Lastly, there will be administrative turmoil. Our College’s administration has manifested in many forms, each finely tuned to student and faculty needs. Think the Centre for International & Professional Experience (CIPE) being aware of the difficulties of marketing a liberal arts degree and meeting with employers day in and day out to advocate for our potential, the CTL initiating focus groups and research projects to understand inclusivity and diversity needs, or Wellness or the Dining Experience Team or Residential Housing or any other Yale-NUS admin department. Each one has evolved to understand us.

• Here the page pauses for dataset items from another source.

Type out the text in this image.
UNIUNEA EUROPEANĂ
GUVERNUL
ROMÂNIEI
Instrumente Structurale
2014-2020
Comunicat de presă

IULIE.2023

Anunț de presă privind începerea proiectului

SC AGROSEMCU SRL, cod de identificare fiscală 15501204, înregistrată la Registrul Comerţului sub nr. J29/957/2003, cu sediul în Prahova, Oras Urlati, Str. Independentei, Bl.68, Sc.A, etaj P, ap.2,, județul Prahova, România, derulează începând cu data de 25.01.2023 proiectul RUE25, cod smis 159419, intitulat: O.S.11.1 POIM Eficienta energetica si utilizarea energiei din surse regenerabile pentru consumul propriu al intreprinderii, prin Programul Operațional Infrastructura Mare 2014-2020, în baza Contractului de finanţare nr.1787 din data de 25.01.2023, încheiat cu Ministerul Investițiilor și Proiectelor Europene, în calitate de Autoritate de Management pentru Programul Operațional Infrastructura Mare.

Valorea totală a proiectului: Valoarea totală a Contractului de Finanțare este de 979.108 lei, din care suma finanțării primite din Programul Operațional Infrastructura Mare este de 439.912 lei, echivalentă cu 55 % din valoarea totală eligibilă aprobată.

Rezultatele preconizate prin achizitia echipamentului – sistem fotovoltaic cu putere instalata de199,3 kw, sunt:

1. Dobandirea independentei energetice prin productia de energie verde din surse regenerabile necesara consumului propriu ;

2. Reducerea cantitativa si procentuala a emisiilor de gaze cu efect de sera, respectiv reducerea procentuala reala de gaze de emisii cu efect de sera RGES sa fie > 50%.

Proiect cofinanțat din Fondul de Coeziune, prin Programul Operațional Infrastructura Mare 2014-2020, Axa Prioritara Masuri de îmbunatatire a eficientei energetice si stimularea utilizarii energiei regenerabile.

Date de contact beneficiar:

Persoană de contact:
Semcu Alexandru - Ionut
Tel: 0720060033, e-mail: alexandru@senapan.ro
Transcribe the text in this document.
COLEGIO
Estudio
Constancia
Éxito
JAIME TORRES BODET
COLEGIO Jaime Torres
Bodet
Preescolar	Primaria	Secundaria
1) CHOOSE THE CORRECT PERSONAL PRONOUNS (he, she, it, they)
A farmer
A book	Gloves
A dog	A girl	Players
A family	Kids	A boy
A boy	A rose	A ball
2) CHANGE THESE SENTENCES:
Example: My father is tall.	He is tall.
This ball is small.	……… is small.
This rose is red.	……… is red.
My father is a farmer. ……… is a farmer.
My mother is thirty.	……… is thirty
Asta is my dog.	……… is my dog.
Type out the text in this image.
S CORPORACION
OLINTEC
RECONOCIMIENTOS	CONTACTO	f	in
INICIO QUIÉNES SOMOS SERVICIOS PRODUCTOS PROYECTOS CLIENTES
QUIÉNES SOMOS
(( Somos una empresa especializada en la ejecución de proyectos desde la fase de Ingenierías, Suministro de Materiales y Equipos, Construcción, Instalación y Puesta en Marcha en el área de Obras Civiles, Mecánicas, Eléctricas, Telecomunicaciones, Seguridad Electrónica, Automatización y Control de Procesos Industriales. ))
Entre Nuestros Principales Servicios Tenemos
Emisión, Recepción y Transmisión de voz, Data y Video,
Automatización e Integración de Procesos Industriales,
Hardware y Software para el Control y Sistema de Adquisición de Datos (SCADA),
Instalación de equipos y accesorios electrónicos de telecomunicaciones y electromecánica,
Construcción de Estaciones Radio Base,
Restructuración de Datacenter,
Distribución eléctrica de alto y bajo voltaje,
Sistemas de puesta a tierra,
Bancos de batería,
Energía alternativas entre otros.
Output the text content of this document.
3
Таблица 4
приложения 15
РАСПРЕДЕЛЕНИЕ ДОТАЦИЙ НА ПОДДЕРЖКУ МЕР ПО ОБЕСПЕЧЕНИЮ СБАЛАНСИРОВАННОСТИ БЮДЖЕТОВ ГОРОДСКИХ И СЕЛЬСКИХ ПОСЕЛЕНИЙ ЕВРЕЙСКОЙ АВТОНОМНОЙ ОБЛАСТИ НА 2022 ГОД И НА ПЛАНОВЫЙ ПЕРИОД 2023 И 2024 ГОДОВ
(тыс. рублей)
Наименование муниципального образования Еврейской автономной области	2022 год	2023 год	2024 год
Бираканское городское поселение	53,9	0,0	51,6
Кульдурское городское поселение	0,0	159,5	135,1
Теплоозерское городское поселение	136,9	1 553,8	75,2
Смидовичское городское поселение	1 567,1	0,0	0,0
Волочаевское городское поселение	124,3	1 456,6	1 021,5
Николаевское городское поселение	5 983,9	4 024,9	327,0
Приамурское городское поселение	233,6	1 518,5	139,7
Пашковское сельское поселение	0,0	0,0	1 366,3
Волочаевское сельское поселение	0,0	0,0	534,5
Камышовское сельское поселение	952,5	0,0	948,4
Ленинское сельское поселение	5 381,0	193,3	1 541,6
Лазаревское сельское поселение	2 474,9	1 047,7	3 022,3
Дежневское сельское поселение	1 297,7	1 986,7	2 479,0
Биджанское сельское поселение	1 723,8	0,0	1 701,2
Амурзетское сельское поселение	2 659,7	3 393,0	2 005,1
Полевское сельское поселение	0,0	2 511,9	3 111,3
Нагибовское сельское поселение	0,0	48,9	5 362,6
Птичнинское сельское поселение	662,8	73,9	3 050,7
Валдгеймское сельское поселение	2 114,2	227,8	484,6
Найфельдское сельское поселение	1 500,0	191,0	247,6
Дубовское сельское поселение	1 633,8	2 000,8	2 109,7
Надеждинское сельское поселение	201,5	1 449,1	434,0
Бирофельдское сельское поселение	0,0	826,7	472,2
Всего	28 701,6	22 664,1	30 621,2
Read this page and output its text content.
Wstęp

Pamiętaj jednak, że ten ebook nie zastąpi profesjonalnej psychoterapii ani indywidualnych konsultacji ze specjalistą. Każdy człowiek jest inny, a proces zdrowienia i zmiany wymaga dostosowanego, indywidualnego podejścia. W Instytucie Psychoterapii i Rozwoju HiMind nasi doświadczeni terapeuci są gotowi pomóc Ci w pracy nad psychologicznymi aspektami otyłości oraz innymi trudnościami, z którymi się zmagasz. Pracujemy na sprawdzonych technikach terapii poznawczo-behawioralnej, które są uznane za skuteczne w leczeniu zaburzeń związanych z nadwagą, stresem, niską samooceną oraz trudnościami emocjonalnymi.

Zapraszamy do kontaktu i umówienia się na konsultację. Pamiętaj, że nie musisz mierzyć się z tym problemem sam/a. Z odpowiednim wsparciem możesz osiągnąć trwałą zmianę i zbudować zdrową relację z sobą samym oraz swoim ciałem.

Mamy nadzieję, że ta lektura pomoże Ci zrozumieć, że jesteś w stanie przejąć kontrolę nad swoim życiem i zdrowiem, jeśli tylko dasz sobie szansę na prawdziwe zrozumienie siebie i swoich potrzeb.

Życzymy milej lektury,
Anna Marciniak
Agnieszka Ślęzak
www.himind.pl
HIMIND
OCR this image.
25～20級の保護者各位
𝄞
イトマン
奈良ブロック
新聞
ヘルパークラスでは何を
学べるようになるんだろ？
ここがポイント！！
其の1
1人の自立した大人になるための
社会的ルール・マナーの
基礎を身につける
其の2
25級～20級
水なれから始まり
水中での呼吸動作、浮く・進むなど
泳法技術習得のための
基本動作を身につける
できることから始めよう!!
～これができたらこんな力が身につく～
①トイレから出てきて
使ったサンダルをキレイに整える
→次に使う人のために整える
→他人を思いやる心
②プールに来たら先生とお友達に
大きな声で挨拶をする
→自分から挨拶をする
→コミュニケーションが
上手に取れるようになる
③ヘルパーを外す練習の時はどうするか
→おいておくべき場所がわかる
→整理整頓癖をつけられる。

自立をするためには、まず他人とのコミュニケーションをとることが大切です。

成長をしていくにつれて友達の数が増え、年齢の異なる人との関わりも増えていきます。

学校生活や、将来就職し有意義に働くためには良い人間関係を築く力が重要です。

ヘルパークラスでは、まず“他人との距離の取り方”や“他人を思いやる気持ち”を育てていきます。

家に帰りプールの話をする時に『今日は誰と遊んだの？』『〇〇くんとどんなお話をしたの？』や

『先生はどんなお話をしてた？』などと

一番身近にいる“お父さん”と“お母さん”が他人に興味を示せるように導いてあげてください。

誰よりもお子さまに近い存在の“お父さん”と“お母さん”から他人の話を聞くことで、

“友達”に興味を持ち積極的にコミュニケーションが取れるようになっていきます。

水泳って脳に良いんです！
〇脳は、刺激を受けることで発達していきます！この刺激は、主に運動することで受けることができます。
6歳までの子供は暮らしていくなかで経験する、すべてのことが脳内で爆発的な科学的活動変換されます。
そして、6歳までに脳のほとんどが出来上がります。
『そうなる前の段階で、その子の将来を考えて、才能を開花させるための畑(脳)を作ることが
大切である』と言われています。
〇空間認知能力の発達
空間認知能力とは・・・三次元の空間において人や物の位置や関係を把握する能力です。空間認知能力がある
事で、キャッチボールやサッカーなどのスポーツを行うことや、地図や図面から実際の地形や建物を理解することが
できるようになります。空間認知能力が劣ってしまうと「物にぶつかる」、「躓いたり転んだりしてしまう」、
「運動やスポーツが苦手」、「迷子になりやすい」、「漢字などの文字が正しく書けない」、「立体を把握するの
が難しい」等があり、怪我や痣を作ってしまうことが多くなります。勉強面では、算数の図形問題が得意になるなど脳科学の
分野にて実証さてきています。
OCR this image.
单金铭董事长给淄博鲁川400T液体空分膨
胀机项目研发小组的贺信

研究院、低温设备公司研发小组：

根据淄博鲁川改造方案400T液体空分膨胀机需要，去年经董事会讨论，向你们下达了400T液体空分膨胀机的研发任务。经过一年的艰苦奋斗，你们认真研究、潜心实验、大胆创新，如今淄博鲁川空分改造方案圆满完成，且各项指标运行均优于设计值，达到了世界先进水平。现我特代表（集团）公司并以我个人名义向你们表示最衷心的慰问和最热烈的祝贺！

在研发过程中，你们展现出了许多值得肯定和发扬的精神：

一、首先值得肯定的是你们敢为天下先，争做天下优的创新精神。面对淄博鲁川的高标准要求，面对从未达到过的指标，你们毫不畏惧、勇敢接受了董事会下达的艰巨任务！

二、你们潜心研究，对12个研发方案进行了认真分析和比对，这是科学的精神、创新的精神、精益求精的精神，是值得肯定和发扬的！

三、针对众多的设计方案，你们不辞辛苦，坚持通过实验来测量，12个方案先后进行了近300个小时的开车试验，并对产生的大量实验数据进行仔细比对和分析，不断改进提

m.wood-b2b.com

I am not making the argument that because our departments are unique, they shouldn’t be closed. I am making the argument that the ideological differences between departments in Yale-NUS and USP about how best to serve students, as well as the many hardships that come in coordinating due to Yale-NUS and USP’s physical segregation, will make it hard for New College’s admin to provide an optimal experience for the New College students. I agree, these will be smoothed over with time. But fundamental ideological differences will continue to present a logistical challenge to New College’s support systems as USP and Yale-NUS operations supposedly “merge.” I foresee that one may have to give way to the other, and I do not like the thought of the Yale-NUS admin losing the results of hard won experience.
Yale-NUS College has been a dream ten years in the making. It began in 2011, with two years of planning by some of the most daring and brightest academic entrepreneurs for 250 students. NUS is now planning to do the same in four months with twice the student intake of Yale-NUS. If you ask me, NUS’s plan reeks of intellectual hubris, bureaucratic misunderstanding of what makes us us, and absolutely reeks of the impulsive decision of a spoiled child. It is for all these reasons that I am against the closure of Yale-NUS College and the formation of New College. If NUS were to solve these issues first, I would support the plan to expand Yale-NUS.
Lastly, regardless of whether the New College succeeds or not, what is certain is that if it is implemented, Yale-NUS will cease to exist. What must not be lost is all that we have built, be it in our academic life, our residential component, or our administration, our efforts must be preserved into our new, and (supposedly shared) normal.